Deciding who to employ is a big decision and one you want to get right so how do you get the most out of an interview? What sort of questions should you ask to see if the candidate can do the job and whether or not they will fit into the team? Are there any ineffectual questions not worth asking and, importantly, any questions that are illegal to put to potential employees?
Ask the right questions
- Assuming you’ve already ensured the candidate has the required skills, technical ability, specialist knowledge or experience to be considered for the job, the face-to-face interview is an opportunity to evaluate the candidate on a more personal basis. It’s always a good idea to have a few standard questions plus some more searching ones prepared in advance. Here are some examples:
- What attracts you to this particular role? This is a fairly standard question and one the candidate should have been expecting. A good question to get the ball rolling. The response can tell you how the candidate aligns his or her skills and ambitions with the role. It can also reveal how much research they’ve done on the company and the opportunities for career advancement they think exist.
- What are your strengths? The candidate may expect this one too, but rather than accept the answer at face value, follow up by asking how these strengths can help them in the new role.
- Any weaknesses/areas you need to improve on? Admitting a weakness can be a strength in itself so the answer can be revealing in more ways than one. If they say they’d like to get better at something, enquire about the steps they are taking to improve.
- What has been the biggest challenge you’ve overcome in your career to date? A searching question that not only shows what the candidate perceives to be a challenge but also how they dealt with it.
- What have been your main career achievements so far? This can tell you what the candidate is proud of and whether or not they’ve set clear career goals to date.

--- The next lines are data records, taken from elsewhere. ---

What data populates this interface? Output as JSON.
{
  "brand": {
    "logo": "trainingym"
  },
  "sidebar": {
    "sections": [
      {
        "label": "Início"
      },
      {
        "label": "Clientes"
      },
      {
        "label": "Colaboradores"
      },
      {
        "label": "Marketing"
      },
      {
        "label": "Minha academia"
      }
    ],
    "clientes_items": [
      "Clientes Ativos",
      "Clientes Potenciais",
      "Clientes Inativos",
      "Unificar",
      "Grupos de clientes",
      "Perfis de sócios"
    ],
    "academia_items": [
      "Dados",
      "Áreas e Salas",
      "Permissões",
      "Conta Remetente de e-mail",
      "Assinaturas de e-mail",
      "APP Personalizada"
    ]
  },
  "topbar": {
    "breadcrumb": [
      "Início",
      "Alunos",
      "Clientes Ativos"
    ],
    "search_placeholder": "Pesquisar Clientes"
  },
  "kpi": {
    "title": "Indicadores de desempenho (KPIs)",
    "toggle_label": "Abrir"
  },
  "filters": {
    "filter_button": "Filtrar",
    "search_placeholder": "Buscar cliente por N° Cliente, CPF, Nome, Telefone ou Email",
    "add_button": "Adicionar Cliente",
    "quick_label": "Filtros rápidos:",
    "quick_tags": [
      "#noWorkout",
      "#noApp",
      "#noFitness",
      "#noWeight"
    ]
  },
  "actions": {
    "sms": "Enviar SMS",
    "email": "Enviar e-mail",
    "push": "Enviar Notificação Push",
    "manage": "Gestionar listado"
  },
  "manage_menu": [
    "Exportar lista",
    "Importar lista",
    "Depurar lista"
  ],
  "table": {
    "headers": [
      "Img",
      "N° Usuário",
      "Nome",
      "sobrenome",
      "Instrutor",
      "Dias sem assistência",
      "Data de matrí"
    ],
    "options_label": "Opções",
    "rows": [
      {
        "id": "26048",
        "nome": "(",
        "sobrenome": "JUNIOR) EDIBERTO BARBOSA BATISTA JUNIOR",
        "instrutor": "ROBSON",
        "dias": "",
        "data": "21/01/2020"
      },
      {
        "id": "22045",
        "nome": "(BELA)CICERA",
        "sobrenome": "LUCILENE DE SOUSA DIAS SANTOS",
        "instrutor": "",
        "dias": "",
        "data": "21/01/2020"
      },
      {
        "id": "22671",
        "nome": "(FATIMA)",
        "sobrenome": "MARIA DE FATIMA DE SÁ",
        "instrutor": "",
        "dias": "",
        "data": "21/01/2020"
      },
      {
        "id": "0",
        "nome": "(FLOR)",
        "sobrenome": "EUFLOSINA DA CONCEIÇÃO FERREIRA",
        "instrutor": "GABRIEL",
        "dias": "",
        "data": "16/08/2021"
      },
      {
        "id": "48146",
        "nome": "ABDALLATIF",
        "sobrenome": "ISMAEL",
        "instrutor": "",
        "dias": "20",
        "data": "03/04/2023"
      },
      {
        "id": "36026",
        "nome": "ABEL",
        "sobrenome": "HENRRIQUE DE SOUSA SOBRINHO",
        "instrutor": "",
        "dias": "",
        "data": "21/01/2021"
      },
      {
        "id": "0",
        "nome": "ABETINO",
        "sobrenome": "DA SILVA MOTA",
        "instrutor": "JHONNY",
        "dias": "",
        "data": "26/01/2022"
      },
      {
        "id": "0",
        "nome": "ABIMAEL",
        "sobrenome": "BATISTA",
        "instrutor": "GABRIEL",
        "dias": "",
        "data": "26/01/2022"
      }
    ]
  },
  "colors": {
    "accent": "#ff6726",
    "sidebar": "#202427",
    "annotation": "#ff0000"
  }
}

- What sort of work environment do you thrive in? Another probing question to help you assess whether they can cope with the demands of the job, and how they may fit into a team. Are they willing to think for themselves and take the initiative, or do they always wait to be told what to do?
- Tell me a bit about yourself: This is a poor open-ended question that can leave the candidate not sure where to start – or finish! Instead, ask something more specific, such as what made them choose this particular career or type of job.
- Why should I choose you and not someone else for the role? Even if the interview is with a staff member looking to fill a vacancy elsewhere in the company, he or she won’t be comfortable saying what makes them better than a colleague. Besides, it’s your job to decide who is the best candidate for the position. Instead, ask them to talk about the specific skills they can bring to the role.
- Where do you see yourself in three years? This is more likely to prompt an answer that aims to please (I hope to still be here making a valuable contribution) than any meaningful answer. Instead, ask about how they think the role can help them to develop and progress in their career.
- What sort of salary are you looking for? You should make it clear what the job pays in terms of salary, bonuses, share options, pension etc., rather than put a candidate on the spot with this type of question.
Some questions you can’t ask
There are some questions you can’t ask a candidate, even if you’re just making small talk to put them at their ease. For instance, you can’t ask candidates about their personal circumstances, this includes questions such as:
- Are you married?
- Do you have children?
- Do you plan to start a family?
- Do you intend to get married?
- Are you in a civil partnership?
- What religion do you practice?
You can ask someone to state their date of birth, but only if it’s a legal requirement to do a specific type of job, such as serve or sell alcohol. And while it’s acceptable to ask for their date of birth for equality monitoring purposes, the interviewer can’t see this information.
Questions about health are allowed, but only when it’s relative to the job and a reasonable adjustment can’t be made to accommodate the candidate. You can’t ask whether someone is a member of a trade union or expect to know about any ‘spent’ criminal convictions. Knowing what you can’t ask is just as important as knowing what you can. Ask the wrong type of question and you could be accused of discrimination.